The conclusion follows, that the production of cotton is a necessity to California: because it can be produced here cheaper than at any other point on the globe, and manufactured with the same economy; because cheap cotton goods enable her to compete with the East for territorial trade, with all nations for that of Mexico, Central and South America, and the Pacific islands . . .

By the end of 1871, however, Strong left his Gospel Swamp project to assume a new 1,650-acre effort to the north, though the Los Angeles Star of 20 December praised his “able and exhaustive” treatise in The Overland Monthly while also commenting that his forecasts of cotton supremacy “were regarded as the extravagant vagaries of an enthusiast.” Moreover, it ventured that “few men have accomplished so much for California in the gloomy year that is closing” and it cited the Appeal, a paper in Memphis, where Strong had strong ties, as stating that he’d secured a place among the first benefactors of California.”

The Star‘s encomium was such that it promoted how he was “patiently, persistently and unselfishly working” on his regional cotton project and “asking no higher honor, entertaining no grander aim” though “we have thought that the day would come when they would be esteemed, a monument worthy of such devotion.” It concluded that “we part with Col.

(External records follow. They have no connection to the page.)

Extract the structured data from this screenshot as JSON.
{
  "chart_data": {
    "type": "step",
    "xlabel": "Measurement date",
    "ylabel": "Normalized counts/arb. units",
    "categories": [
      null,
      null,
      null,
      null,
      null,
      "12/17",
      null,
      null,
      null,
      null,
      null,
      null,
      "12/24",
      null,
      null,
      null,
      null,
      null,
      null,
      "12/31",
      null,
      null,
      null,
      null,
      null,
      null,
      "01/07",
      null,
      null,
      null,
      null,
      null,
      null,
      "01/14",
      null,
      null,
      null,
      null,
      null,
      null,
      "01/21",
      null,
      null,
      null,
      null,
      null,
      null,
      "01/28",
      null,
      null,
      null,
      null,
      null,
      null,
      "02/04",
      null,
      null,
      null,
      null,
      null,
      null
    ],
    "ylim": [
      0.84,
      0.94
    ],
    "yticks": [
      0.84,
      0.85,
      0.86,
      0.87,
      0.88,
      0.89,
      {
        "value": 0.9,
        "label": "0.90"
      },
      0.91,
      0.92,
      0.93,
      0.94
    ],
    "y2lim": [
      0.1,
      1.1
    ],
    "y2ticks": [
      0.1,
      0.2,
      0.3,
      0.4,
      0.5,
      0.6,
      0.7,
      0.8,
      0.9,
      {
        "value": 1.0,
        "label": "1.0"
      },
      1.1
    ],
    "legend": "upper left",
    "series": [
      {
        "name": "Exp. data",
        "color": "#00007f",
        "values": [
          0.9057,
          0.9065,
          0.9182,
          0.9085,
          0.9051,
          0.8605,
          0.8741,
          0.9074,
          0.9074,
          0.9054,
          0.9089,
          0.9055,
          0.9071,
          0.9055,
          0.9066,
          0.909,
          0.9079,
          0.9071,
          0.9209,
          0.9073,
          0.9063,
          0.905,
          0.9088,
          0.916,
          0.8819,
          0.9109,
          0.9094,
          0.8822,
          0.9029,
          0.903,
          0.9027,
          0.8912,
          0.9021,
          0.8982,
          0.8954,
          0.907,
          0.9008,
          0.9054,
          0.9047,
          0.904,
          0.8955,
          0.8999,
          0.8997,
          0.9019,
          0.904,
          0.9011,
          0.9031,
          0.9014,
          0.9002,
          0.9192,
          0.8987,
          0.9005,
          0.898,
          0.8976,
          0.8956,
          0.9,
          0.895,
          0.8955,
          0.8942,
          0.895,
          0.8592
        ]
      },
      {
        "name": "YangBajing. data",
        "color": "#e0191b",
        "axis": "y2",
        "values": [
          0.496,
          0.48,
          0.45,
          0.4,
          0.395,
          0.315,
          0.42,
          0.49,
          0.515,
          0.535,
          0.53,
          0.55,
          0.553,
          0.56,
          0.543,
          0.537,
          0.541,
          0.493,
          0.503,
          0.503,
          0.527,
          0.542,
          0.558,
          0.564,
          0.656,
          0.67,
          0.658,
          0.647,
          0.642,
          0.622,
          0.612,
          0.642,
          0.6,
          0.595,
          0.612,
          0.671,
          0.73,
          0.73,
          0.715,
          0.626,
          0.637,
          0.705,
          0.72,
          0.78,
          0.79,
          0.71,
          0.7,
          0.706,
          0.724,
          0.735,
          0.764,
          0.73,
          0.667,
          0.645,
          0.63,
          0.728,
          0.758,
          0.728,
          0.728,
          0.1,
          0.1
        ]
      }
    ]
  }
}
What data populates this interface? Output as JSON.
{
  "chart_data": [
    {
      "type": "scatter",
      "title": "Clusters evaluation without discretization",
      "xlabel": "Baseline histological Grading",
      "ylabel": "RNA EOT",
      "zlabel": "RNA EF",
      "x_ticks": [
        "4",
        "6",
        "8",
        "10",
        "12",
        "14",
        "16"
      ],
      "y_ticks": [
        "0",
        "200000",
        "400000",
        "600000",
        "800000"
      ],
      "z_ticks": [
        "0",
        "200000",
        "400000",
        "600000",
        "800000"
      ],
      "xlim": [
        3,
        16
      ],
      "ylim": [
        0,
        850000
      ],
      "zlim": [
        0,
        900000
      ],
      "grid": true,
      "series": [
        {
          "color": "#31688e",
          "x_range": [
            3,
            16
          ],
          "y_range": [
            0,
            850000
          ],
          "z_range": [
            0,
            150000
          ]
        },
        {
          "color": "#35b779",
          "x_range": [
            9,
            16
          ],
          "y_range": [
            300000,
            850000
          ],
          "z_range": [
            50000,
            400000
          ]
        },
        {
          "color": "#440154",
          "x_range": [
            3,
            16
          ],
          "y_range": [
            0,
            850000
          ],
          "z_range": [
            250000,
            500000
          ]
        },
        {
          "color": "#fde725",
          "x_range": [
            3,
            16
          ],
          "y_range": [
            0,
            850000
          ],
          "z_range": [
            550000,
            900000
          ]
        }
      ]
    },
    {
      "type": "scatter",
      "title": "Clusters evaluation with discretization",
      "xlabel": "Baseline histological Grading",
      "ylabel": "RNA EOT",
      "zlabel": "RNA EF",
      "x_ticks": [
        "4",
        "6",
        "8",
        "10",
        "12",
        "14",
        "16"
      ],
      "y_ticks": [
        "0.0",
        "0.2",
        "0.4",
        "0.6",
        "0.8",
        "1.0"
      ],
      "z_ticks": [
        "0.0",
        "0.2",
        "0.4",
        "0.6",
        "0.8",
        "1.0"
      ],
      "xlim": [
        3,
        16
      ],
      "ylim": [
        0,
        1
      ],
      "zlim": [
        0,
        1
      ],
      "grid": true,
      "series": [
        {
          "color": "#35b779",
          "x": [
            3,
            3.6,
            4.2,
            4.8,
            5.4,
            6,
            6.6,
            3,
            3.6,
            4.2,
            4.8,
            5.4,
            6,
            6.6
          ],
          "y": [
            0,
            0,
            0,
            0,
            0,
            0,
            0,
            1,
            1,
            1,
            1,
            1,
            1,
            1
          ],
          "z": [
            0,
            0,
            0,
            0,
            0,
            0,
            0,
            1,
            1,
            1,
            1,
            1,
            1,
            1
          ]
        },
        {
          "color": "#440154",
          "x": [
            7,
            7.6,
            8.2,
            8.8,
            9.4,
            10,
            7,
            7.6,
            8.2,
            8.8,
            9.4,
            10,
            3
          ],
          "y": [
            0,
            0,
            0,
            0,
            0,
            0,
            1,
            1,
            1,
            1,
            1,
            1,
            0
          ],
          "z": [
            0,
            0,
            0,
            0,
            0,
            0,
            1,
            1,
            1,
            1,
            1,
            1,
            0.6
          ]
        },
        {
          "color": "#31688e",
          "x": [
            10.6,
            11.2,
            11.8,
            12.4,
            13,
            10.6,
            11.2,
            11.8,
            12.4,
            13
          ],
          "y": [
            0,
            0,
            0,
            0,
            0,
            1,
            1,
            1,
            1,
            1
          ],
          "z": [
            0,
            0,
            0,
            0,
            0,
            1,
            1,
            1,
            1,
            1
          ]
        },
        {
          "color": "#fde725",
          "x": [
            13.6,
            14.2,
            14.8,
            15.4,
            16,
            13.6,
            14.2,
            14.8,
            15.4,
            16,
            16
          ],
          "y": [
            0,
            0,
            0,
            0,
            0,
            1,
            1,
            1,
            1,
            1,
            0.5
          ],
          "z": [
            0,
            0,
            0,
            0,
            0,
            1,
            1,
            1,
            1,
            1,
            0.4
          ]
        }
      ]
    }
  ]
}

Strong, as a citizen of Los Angeles county, with regret, but we are happy to know, that, though Los Angeles loses a valuable citizen, his brains and energies are not lost to the State.”

After a boom period ended abruptly in late summer 1875 with an economic crash (following a national depression two years prior) that included the failure of the Temple and Workman bank, which emerged several months later from the end of Hellman, Temple and Company, Strong ended up with his grand cotton ambitions unrealized. The 1880 census found Strong and his wife Margie in Visalia where he was a clerk in a store—a decade later, he died in Memphis at age 49.

Los Angeles Star, 20 December 1871.

Yet, Strong was prescient. Cotton production in California peaked in the 1950s and 1960s with about a million acres generating more than $1 billion annually. Though acreage is now about a quarter of what is was then, the crop is grown in parts of the San Joaquin Valley, the Sacramento region, and in large swaths of Imperial County. Greater Los Angeles did not have the conditions to be successful and, even if it did, massive population growth and accompanying development would have curtailed the industry, as happened with citrus, walnuts and other agricultural crops. It is certainly interesting to read this article, given the brief experimentation that Workman and Temple family engaged in with cotton.